Supersede: Diagnosing and Training the Memory-Update Gap in LLM Agents
Supersede: Diagnosing and Training the Memory-Update Gap in LLM Agents
Supersede:诊断并训练大语言模型(LLM)智能体中的“记忆更新鸿沟”
Large language model (LLM) agents operate over long, multi-session interactions in which facts change: a user moves, a price updates, a plan is revised. Acting correctly requires using the current value of a fact and discarding values that have been superseded. We isolate this ability on real conversational data and show that it is a distinct, unsolved failure.
大语言模型(LLM)智能体通常在长期的多轮对话中运行,期间事实会发生变化:用户搬家了、价格更新了、计划被修订了。要做出正确的行动,智能体必须使用事实的最新值,并丢弃那些已被取代的旧值。我们在真实的对话数据上隔离了这一能力,并证明这是一种尚未解决的显著缺陷。
On the knowledge-update subset of LongMemEval, replacing an agent’s full context with a bounded, self-maintained memory drops accuracy from 92% to 77% even on a frontier model (gpt-5.4), a gap that is statistically significant (paired McNemar p<0.005) and persists across model scale while full-context accuracy saturates near 92%. The bottleneck is therefore memory maintenance, not comprehension, and is not closed by a stronger model.
在 LongMemEval 的知识更新子集上,即使是对于前沿模型(gpt-5.4),将智能体的完整上下文替换为有界的、自我维护的记忆,准确率也会从 92% 下降到 77%。这一差距在统计学上是显著的(配对 McNemar 检验 p<0.005),且在不同模型规模下持续存在,而完整上下文的准确率则趋于 92% 的饱和状态。因此,瓶颈在于记忆维护而非理解能力,且无法通过更强大的模型来解决。
We then ask whether this is merely an undersized memory, and find it is not: as the conversation grows 24x, accuracy falls further (from 68% to 28%), and granting the agent proportionally more memory yields no detectable recovery (28% to 28%, n=25). The failure scales with the length of the conversation, not the compression ratio.

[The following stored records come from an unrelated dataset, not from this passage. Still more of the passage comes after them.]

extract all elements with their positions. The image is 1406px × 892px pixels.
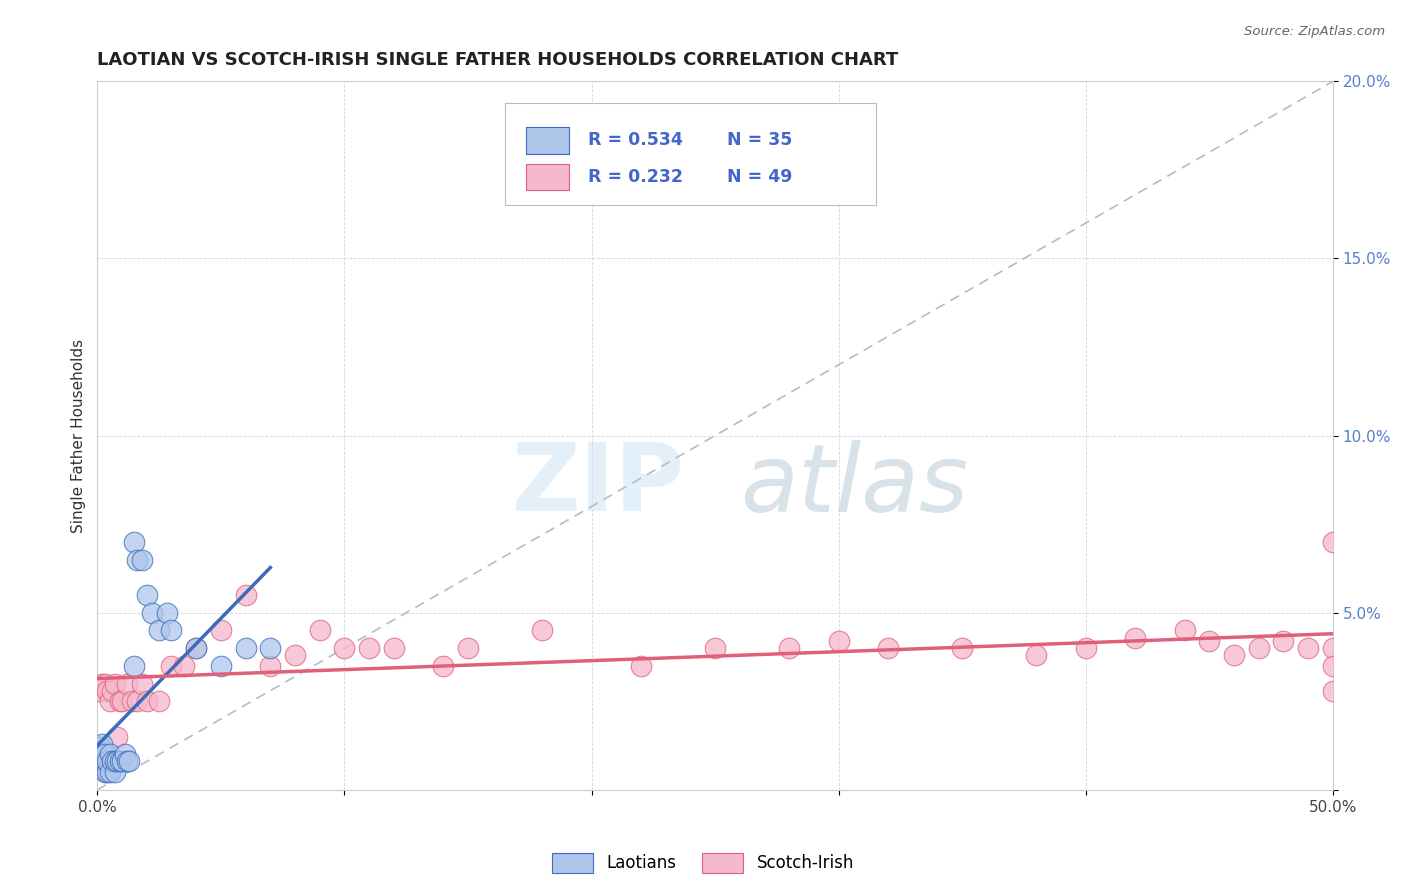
Point: [94, 765, 117, 780]
Text: N = 35: N = 35: [727, 131, 793, 149]
Point: [778, 641, 800, 656]
Point: [235, 588, 257, 602]
Point: [1322, 641, 1344, 656]
Legend: Laotians, Scotch-Irish: Laotians, Scotch-Irish: [546, 847, 860, 880]
Point: [1272, 634, 1295, 648]
Point: [1322, 534, 1344, 549]
Point: [124, 534, 146, 549]
Point: [160, 658, 183, 673]
Point: [1322, 683, 1344, 698]
FancyBboxPatch shape: [526, 127, 569, 153]
Point: [91, 676, 114, 690]
Point: [333, 641, 356, 656]
Text: N = 49: N = 49: [727, 168, 793, 186]
Point: [259, 658, 281, 673]
Point: [94, 755, 117, 769]
Point: [148, 624, 170, 638]
Point: [1074, 641, 1097, 656]
Point: [89, 683, 111, 698]
Point: [235, 641, 257, 656]
Point: [160, 624, 183, 638]
Point: [89, 740, 111, 755]
Point: [209, 624, 232, 638]
Point: [359, 641, 381, 656]
Text: R = 0.534: R = 0.534: [588, 131, 683, 149]
FancyBboxPatch shape: [526, 163, 569, 191]
Point: [91, 737, 114, 751]
Point: [91, 747, 114, 762]
Point: [173, 658, 195, 673]
Point: [96, 755, 118, 769]
Point: [89, 747, 111, 762]
Text: Source: ZipAtlas.com: Source: ZipAtlas.com: [1244, 25, 1385, 38]
FancyBboxPatch shape: [505, 103, 876, 205]
Point: [148, 694, 170, 708]
Point: [131, 552, 153, 566]
Point: [1198, 634, 1220, 648]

我们随后探讨这是否仅仅是因为记忆容量不足,结果发现并非如此:随着对话长度增加 24 倍,准确率进一步下降(从 68% 降至 28%),且为智能体提供成比例增加的记忆容量也无法带来可检测的恢复(28% 到 28%,n=25)。这种失败随着对话长度的增加而扩大,而非取决于压缩比。
We release Supersede, an open reinforcement-learning environment (on the verifiers / prime-rl stack) that turns this measurement into a training signal: agents are rewarded for answering from the current value and penalized for stale ones. Finally, we close the loop and show the gap is trainable: GRPO fine-tuning a small open model (Qwen2.5-3B) on this environment nearly doubles its held-out supersession accuracy on real, unseen conversations (9.0% to 16.7%, a single run), along a monotonic checkpoint curve indicating the learned policy, not the harness, carries the gain.
我们发布了 Supersede,这是一个基于 verifiers / prime-rl 技术栈的开源强化学习环境,它将上述测量指标转化为训练信号:智能体因根据最新值回答而获得奖励,因使用陈旧值而受到惩罚。最后,我们闭环验证了这一鸿沟是可训练的:在这一环境下,通过 GRPO 微调小型开源模型(Qwen2.5-3B),其在真实、未见过的对话中的“取代准确率”(supersession accuracy)几乎翻了一番(从 9.0% 提升至 16.7%,单次运行),且检查点曲线呈单调上升,表明是习得的策略而非测试框架本身带来了性能提升。
To our knowledge this is the first trainable environment whose reward targets temporal fact-currency, and the first evidence the supersession gap can be trained down, not only measured.
据我们所知,这是第一个将奖励目标设定为“时间事实时效性”的可训练环境,也是第一个证明“取代鸿沟”不仅可以被测量,还可以通过训练来缩小的证据。